Looks like I finally have a fix for the flash write issue, thanks to some help from Espressif. Embarrassingly it turns out to be my fault, but I’m not too proud to admit that. So what was the problem? Since SDK v1.5.1 people have been reporting intermittent failed OTA updates and I’ve been able to reproduce it easily myself. This only seemed to occur when using wifi for long sustained writes.
So what was happening? Occasionally the network receive would get a much larger packet than normal. In my latest testing they are usually around 1436 bytes, but occasionally one would arrive that was 5744 (this is the only large value I have seen myself, but presumably other values could occur). The flash is erased in 4k sectors and the rBoot code erases them as required, checking if the current data block will fit in the current sector and if not erasing the next one too. Where I went wrong was to assume that a receive would always be less than the 4k sector size, having never seen one before SDK v1.5.1 that was anywhere near that large. When one of these very large packets arrives it could span 3 sectors. The second sector would get erased correctly but the third sector would not. The flash write command would not return an error when it tried to write to the non-erased sector, so no fault was noticed at this time. Then on the next write that third sector, now being the first sector for that next write, gets erased and the new data written part way through it (where it should be).

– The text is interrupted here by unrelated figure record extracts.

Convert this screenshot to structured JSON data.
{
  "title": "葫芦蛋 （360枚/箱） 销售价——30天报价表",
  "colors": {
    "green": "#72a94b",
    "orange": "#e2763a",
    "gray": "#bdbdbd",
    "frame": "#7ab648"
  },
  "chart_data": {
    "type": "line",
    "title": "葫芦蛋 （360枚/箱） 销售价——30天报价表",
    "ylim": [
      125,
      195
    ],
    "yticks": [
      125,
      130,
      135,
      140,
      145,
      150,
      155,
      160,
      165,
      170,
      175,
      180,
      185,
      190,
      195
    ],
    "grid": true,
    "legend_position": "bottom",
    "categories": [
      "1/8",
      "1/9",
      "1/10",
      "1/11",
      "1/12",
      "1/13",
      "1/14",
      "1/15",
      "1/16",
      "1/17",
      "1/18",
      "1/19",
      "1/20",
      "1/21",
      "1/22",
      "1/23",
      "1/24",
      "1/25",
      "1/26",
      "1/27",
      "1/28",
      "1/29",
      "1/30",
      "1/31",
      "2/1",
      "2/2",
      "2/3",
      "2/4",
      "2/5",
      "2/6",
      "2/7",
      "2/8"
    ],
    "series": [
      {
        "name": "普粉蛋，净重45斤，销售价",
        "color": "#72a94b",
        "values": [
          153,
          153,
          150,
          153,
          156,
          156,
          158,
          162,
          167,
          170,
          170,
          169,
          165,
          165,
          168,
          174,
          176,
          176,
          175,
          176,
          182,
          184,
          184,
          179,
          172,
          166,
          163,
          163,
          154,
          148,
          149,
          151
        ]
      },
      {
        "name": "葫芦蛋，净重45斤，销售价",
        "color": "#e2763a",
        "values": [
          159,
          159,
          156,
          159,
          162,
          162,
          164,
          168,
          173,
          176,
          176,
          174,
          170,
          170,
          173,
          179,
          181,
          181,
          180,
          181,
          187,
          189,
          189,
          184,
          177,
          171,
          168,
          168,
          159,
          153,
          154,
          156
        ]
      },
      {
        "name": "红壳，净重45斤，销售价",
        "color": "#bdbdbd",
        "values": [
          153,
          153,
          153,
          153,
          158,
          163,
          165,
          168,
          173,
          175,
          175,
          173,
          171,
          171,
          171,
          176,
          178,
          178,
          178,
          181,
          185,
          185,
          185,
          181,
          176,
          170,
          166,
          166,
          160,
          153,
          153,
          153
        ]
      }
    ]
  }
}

Moral of the story. Don’t make assumptions and don’t ignore the edges cases – I’m usually pretty good at this second point, but occasionally I seem to need reminding. In this case I had thought about it and added code that detected a chunk over 4k that would need more erasing. As I didn’t think this could ever happen I merely put a comment in the if statement to say what would need to be done in that scenario, if I’d thrown an error at that point instead this problem would have been easily diagnosed. However, I did also assume that the flash write would fail if it tried to write to flash that was not erased, so I expected to see an error of some kind.
Why did it suddenly happen at v1.5.1? I don’t know that but presumably Espressif made some change in the SDK that makes this more likely to occur. While playing with some code for Pete Scargill I did manage to reproduce the problem with v1.4.0 so it wasn’t impossible for it to happen there, but I never had any reports of it there previously. I also found that the timers in Pete’s code made it more likely to happen in my testing, so I suspect the extra processing these caused was impacting the performance of the network stack and causing more packets to be bunched together and delivered as larger chunks to the application. Further testing showed RF interference could also cause the same result.
The fix is available in the rBoot GitHub repo, and has also been updated in Sming.